TSA Asks Passengers "To Use Some Common Sense"

Doctors report a one-month-old baby who was accidentally put through an X-ray machine at Los Angeles International Airport this weekend will be just fine, and that he did not receive a dangerous dose of radiation.

The Los Angeles Times reports a 56-year-old woman placed her grandson in the scanner Saturday morning. TSA workers did not see the unnamed woman put the baby on the belt, but a worker pulled the bin out of the machine when he noticed the outline of a baby on the machine's monitor.

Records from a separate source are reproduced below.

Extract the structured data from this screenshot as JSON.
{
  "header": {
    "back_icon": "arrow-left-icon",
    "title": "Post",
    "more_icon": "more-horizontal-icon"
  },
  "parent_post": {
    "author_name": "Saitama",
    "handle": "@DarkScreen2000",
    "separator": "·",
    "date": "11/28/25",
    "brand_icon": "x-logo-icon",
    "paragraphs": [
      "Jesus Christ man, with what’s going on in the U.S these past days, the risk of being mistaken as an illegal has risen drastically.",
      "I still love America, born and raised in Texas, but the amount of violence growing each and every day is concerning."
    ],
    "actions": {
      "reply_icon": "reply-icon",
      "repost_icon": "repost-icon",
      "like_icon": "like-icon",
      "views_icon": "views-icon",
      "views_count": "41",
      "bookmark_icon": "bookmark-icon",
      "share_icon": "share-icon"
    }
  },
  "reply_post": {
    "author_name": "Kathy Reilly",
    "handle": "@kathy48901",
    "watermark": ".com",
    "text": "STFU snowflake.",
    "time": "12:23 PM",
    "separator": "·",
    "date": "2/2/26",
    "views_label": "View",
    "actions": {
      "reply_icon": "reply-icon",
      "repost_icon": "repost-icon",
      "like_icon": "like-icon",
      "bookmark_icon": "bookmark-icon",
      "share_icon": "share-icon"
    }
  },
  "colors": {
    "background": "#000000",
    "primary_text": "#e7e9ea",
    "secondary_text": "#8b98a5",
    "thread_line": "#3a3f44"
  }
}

Officials say the woman spoke Spanish, and apparently did not understand English. She initially resisted efforts by airport staff to have her grandson taken to a local hospital for examination -- security officials called the paramedics anyway. After an examination, the woman and her grandson were allowed to board a flight to Mexico City.

The incident, while unusual, is not unprecedented. Paul Haney, deputy executive director of airports and security for the city's airport agency, said an infant in a car seat went through an X-ray scanner at LAX in 1988.

"Since then LAX has served more than 1 billion travelers without an incident of this type," he told the Associated Press.

Officials are questioning whether the TSA has enough screeners at checkpoints to catch similar errors.

"Rather than focus on the radiation dose, which is a small amount, we need to focus on why this happened, so it doesn't happen again," said Dr. James Borgstede, a diagnostic radiologist at Penrose-St. Francis Health Systems in Colorado Springs, CO and president of the American College of Radiology. "Human beings weren't meant to go through those things."

Borgstede says the infant was subjected to the same dose of radiation in the machine, that he would naturally receive from cosmic rays in a day.

"The screeners are still reporting that they're being pushed," said retired FAA security agent Brian Sullivan. "If a baby can get through, what the hell else can get through?"

The TSA says its workers can't monitor everything passengers place on the belt -- and notes there are signs posted at ticket counters and near checkpoints, in both English and Spanish, warning people to place all metal objects into bins for x-ray surveillance.

"There's an obligation on the traveler to use some common sense," said Larry Fetters, the TSA's federal security director at LAX. "If they don't understand, they should ask somebody. If they ask us, we are generally able to find someone who speaks that language and assist them."